The collecting of plants for scientific purposes was propelled by the intellectual revolution fermenting in Europe in the 16th through 18th centuries – a time when there was an incredible thirst for knowledge about all aspects of the natural world. Countries, in a burst of nationalistic fervor, became obsessed with documenting their fauna and flora, driving the need to figure out a way to systematically categorize what people were finding. The exploration of the New World fueled an even greater frenzy to collect and catalog. Grand expeditions to far away lands were financed by royalty, many with the primary goal to find plants and natural resources that might bring wealth and power. Amassing collections of exotic fauna and flora evolved into an international competition and knowledge of the heretofore unknown world became a valuable currency symbolic of a country’s perceived greatness. Nations invested enormous resources on these dangerous ventures where much was at risk and success never guaranteed.
Because many of the collected specimens rarely made it back to the homeland intact (the seeds, of course, were often the real prize), there was a need to record the finds as they were discovered. The inclusion of artists on these long voyages, then, was critical, as the rendering of specimens became the only way to describe the breadth of the discoveries, tell the story of the voyage, and bring longer lasting notoriety to those countries courageous enough to attempt these efforts. Over time, the desire for precise representation and more creative ways of describing what they saw lead artists to new heights of image refinement and aesthetic composition. Despite creating incredible works of art in their own right, many of these artists remain anonymous or have been destined for artistic obscurity.
These historic plant images, many of which were recorded during these voyages, are here reimagined to tell a broader story. Other reference images came from famous botanical books such as Hortus Eystettensis – a celebration of art and nature inspired by the famous Garden at Eichstatt in Germany – chronicling the first true botanical garden developed outside of Italy in the late 1500s. Or from the Silva of North America, the first comprehensive inventory of trees in this country written in the late 1800s. I found not only a lyrical beauty in what these artists were able to capture but an approach to composition by blending art and science that has become, for me, a wonderful world of endless personal exploration.
While inspired by history and the talent of these mostly unheralded artists, I am equally fascinated with the structure and architecture of botanical forms. By using only black, white and shades of gray, and avoiding the temptation to explore color, I am able to focus solely on the three-dimensionality of the form. The myriad shapes found even within a single plant allow me to explore a miniature landscape and the relationship of botanical forms to one another in physical space.
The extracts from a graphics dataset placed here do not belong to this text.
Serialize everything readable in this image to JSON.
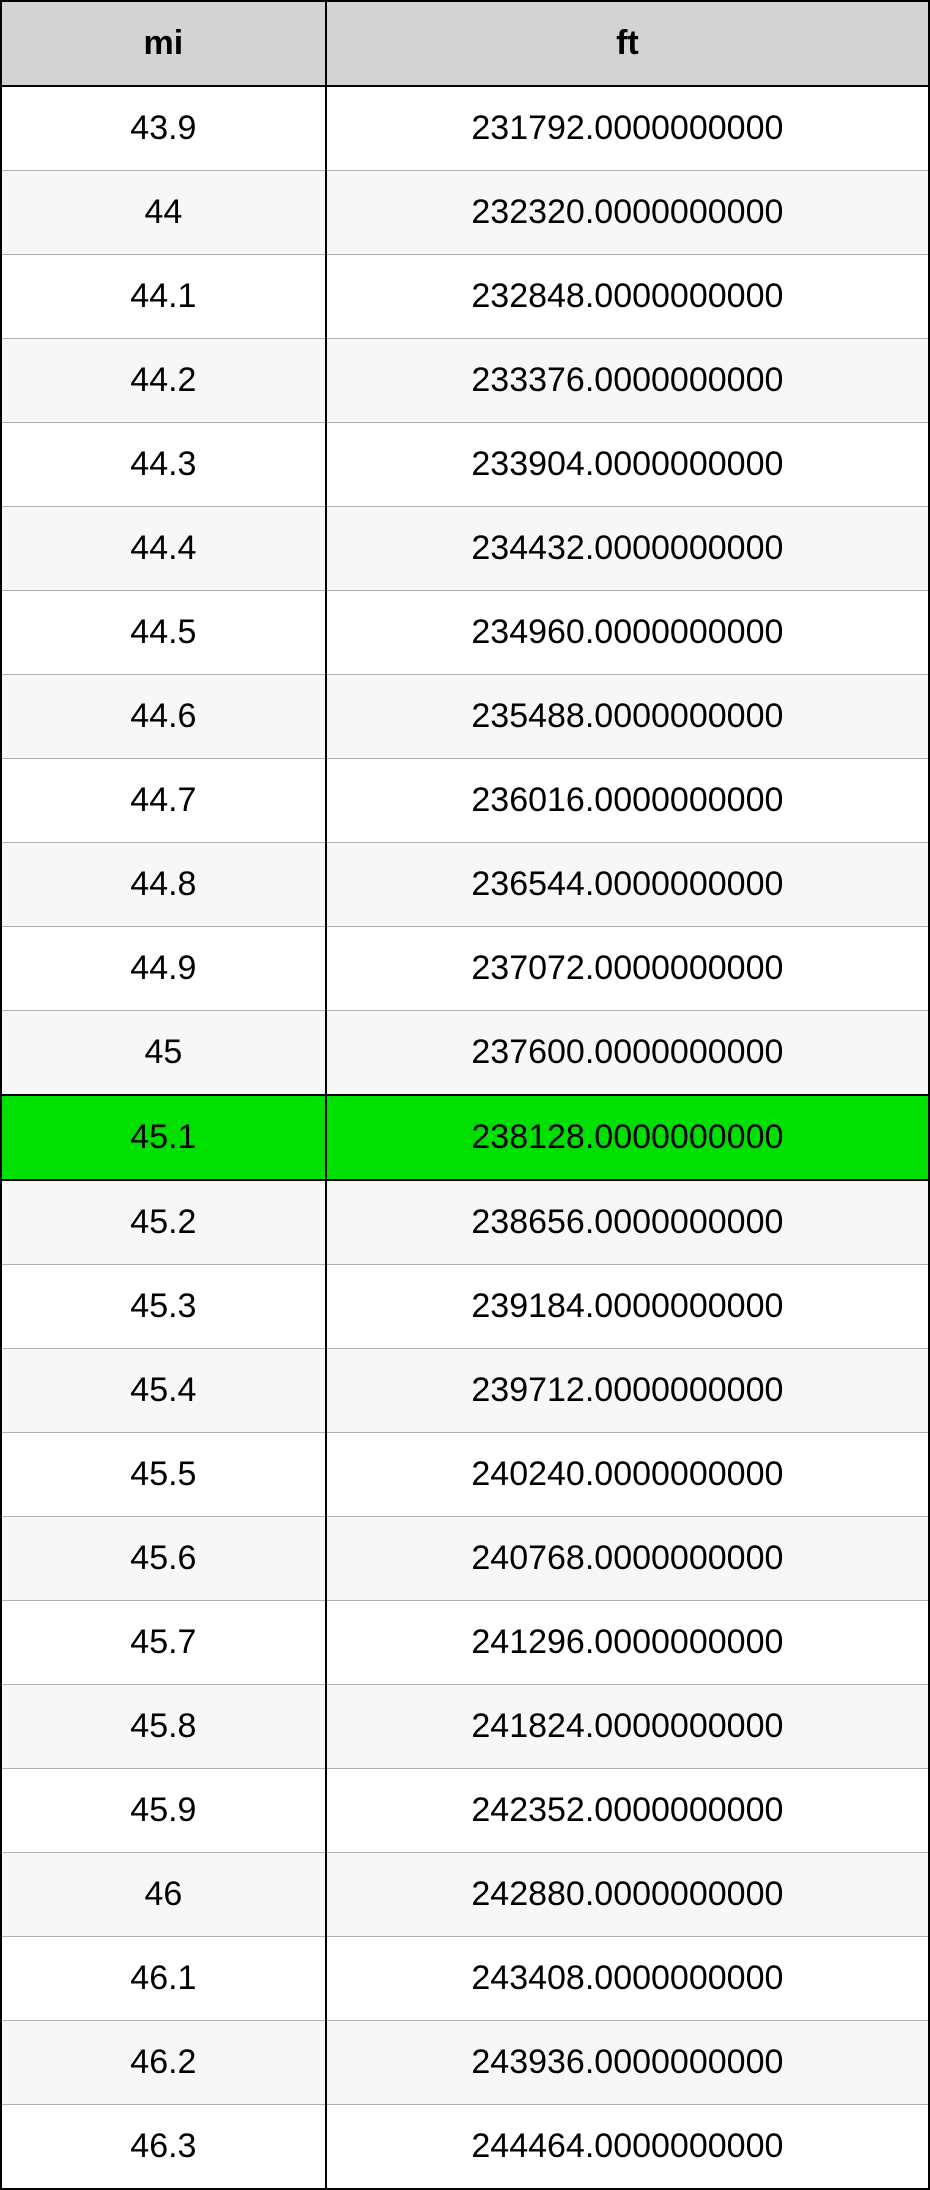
{
  "table": {
    "columns": [
      "mi",
      "ft"
    ],
    "header_bg": "#d3d3d3",
    "border_color": "#000000",
    "row_alt_bg": "#f7f7f7",
    "highlight_bg": "#00e000",
    "highlight_index": 12,
    "font_size": 34,
    "rows": [
      [
        "43.9",
        "231792.0000000000"
      ],
      [
        "44",
        "232320.0000000000"
      ],
      [
        "44.1",
        "232848.0000000000"
      ],
      [
        "44.2",
        "233376.0000000000"
      ],
      [
        "44.3",
        "233904.0000000000"
      ],
      [
        "44.4",
        "234432.0000000000"
      ],
      [
        "44.5",
        "234960.0000000000"
      ],
      [
        "44.6",
        "235488.0000000000"
      ],
      [
        "44.7",
        "236016.0000000000"
      ],
      [
        "44.8",
        "236544.0000000000"
      ],
      [
        "44.9",
        "237072.0000000000"
      ],
      [
        "45",
        "237600.0000000000"
      ],
      [
        "45.1",
        "238128.0000000000"
      ],
      [
        "45.2",
        "238656.0000000000"
      ],
      [
        "45.3",
        "239184.0000000000"
      ],
      [
        "45.4",
        "239712.0000000000"
      ],
      [
        "45.5",
        "240240.0000000000"
      ],
      [
        "45.6",
        "240768.0000000000"
      ],
      [
        "45.7",
        "241296.0000000000"
      ],
      [
        "45.8",
        "241824.0000000000"
      ],
      [
        "45.9",
        "242352.0000000000"
      ],
      [
        "46",
        "242880.0000000000"
      ],
      [
        "46.1",
        "243408.0000000000"
      ],
      [
        "46.2",
        "243936.0000000000"
      ],
      [
        "46.3",
        "244464.0000000000"
      ]
    ]
  }
}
Using the box as a container became a way for me to create unique compositions and play with light and shadow to invoke imaginary volumes filled with magical forms.
And finally, the box also becomes a metaphor for man’s desire to collect – the conscious act of removing things from their natural setting for his own pleasure, objectification, study or utility. Humans have distinguished themselves from others in the animal kingdom with this unique propensity to collect. We don’t just collect for sustenance as was once the case. We collect, almost obsessively, for reasons that seem innate but are difficult to define. So the work, on a slightly darker note, is also about our disconnect with the natural world that continues to our present time – it reminds us that in order to celebrate beauty and wonder, we often must remove and even extinguish. Art and artists are not immune or innocent in this arena – and we must all do what we can to reverse the trend and rebuild and nurture that critical connection.